The post shows how you can quickly summarize results across 120 million records -- "point and click" -- instead of writing lambda function code in Python (in the HortonWorks tutorial) -- by performing an aggregation query against the data in Frontline's Apache Spark Big Data cluster on Amazon Web Services, to obtain the average delays for 341 airports, aggregated over the 22-year period 1987-2008, as an Excel "data table". Farmington, New Mexico seems to have the longest delays. That data table was used to create the visualization above, using Microsoft Power Map.

Sampling Big Data

Where the HortonWorks tutorial simplified matters by restricting the data to flights originating from Chicago's O'Hare airport, Frontline's analysis covers all 3,376 airports -- it uses a simple menu selection, Get Data - Big Data - Sample, to draw a statistically representative random sample of about 100,000 records from the Apache Spark cluster. Like HortonWorks, the post partitions the data into a training set from 2007 flights, and a validation set from 2008 flights.

Logistic Regression

Applying logistic regression over 100,000 records to obtain a "binary classifier" -- using data about each flight to predict whether or not it was delayed -- takes a fraction of a second in XLMiner.  Comparing results with Iteration 1 of the HortonWorks study, the XLMiner model has essentially equivalent Recall (ratio of true positives, 0.64) and Accuracy (59%), even though it used less than 0.1% of the total data in the dataset.

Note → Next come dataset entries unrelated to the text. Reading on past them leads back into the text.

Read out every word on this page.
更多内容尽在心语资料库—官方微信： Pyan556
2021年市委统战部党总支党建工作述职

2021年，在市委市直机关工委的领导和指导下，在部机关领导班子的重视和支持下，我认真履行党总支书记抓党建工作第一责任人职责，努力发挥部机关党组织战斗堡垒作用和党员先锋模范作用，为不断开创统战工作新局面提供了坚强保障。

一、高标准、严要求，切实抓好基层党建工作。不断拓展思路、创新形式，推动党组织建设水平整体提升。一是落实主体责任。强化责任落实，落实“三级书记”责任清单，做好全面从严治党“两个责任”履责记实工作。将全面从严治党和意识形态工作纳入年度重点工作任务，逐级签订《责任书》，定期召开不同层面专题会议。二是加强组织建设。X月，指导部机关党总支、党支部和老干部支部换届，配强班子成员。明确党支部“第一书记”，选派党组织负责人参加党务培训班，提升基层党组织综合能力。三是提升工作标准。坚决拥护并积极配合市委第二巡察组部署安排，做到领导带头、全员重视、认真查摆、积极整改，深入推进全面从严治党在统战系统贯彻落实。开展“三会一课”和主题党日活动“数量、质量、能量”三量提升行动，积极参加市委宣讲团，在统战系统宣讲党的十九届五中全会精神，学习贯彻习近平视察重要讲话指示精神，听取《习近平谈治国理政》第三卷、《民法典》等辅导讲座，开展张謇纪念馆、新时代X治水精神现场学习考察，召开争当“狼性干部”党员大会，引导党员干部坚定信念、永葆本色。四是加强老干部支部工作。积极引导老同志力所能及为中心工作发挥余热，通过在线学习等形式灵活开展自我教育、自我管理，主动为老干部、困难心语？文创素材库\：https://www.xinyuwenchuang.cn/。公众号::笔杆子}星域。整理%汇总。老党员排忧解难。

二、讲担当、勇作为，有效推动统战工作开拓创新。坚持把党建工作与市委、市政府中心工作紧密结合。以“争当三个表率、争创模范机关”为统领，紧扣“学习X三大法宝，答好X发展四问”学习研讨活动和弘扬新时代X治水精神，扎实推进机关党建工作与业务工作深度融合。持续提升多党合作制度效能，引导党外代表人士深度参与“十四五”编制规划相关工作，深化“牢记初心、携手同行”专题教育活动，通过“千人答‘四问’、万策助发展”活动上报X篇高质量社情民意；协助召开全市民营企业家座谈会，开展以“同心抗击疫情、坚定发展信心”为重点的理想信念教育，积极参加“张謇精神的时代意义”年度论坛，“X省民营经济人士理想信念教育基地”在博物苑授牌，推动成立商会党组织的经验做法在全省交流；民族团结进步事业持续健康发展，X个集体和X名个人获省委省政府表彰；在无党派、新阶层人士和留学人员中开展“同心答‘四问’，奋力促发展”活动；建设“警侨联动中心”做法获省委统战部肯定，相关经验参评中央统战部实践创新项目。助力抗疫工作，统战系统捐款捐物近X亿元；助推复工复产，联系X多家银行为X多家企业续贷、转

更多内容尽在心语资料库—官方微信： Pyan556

Feature Selection and Simplification

The post goes further, using Feature Selection to ask “Are all the variables in the airline dataset really important? Which ones provide useful information about the possible delay of a flight?” A quick visualization shows that the scheduled departure and scheduled arrival times have the strongest correspondence with departure delays, according to Welch’s test. And this leads to a model that confirms frequent airline travelers' anecdotal experience: time of day really matters. An 8-variable logistic regression model has Recall=0.64, Accuracy=59%, but a simple 1-variable model using time of day has Recall=0.63, Accuracy=59%.

Does Big Data Break Excel?

The post quotes Brian Wilts, Senior Data Scientist at Jawbone: "The joke is that big data is data that breaks Excel -- but we try not to be snooty about whether you measure your data in MBs or PBs. Data is more about your team and the results they can get," and says: "We couldn't agree more.  It IS about your team -- including your business analysts, as well as your data scientists -- and the results they can get.  Our aim is to make life easier for the business analysts!"